When the 25-year-old Olympic boxing silver medallist was advised by the garda to leave the area of an early-morning melee outside the pub he replied "you don't fu**ing tell me what I do", Judge Seamus Hughes was told.
Nevin, of St Anthony's Cottages, Mullingar, appeared in at the District Court where he admitted a public order offence arising from his involvement in "a general melee" which spilled out of the Porter House public house on Dominick St at 1am on December 27th last.
The court heard that the pub has also been known locally as The Slaughter House, arising from a number of violent incidents there.
Inspector Jarlath Folan told the judge that up to 20 gardaí had to be deployed to deal with the situation.
Nevin was very agitated and had attempted to strike another individual in the face, Inspector Folan said.
The exchange with the garda had occurred when he was directed to leave the area of the melee. He eventually did so, but had returned within five minutes as other fights were taking place and other people were due before the courts in connection with the incident.
Defence solicitor, Patricia Cronin, replying to Judge Hughes, said her client could not remember who he had attempted to hit as he was quite intoxicated.
Addressed directly by the judge, Nevin replied that he had begun drinking at 4pm in the afternoon and had consumed 10-12 pints of Carling beer at a guess.
“It was Christmas time, everyone is entitled,” Nevin said.
He told Judge Hughes that he was now off drink and training for his next professional fight in Philadelphia in June.
“I want you to do your fighting inside the ring and not outside it. I’ll put a stop to your drinking and fighting. I’ll see to it that you put a stop to your drinking and fighting,” the judge said.
The judge told Nevin he was a national and international figure and that people looked up to him.
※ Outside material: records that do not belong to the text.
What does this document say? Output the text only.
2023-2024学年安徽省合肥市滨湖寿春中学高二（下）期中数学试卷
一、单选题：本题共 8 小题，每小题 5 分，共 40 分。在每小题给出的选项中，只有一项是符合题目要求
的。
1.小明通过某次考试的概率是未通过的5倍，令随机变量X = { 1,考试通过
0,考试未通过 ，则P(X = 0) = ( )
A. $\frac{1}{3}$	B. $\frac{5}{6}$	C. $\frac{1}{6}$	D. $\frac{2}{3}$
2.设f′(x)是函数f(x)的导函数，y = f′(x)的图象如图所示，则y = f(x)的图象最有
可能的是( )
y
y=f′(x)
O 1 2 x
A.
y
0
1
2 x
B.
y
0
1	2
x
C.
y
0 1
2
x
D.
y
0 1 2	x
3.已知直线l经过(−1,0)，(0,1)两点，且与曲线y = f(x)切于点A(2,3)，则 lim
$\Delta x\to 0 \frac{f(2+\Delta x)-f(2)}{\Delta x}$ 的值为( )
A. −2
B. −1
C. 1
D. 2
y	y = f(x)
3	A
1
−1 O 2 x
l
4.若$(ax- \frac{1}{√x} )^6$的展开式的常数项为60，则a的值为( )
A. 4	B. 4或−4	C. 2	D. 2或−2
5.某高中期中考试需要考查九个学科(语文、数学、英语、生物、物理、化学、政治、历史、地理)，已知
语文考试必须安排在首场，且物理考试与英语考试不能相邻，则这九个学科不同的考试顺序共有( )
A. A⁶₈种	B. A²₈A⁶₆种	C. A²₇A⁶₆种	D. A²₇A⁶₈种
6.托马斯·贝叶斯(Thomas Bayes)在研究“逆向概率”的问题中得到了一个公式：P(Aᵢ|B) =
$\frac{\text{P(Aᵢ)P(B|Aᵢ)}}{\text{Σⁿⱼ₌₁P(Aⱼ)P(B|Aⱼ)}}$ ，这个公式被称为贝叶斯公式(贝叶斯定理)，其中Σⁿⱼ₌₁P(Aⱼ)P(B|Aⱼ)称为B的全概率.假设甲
He had watched with great satisfaction a TV programme about him and described him as “a good Christian”. But he was blighting his reputation by occasional instances of bad behaviour.
“For your sake, stop the messing you’re doing,” he said.
He warned Nevin that, while he was not going to “criminalise” him on this occasion, he would not hold back in sending him to prison in future if the need arose.
He ordered him to pay €500 to the court poor box.
Nevin has already been barred from every pub in Co Westmeath, pending the hearing of a separate court case involving a brawl outside the same pub last month.
That case, along with similar cases involving four other members of his extended family, was on Thursday adjourned to Mullingar District Court in July.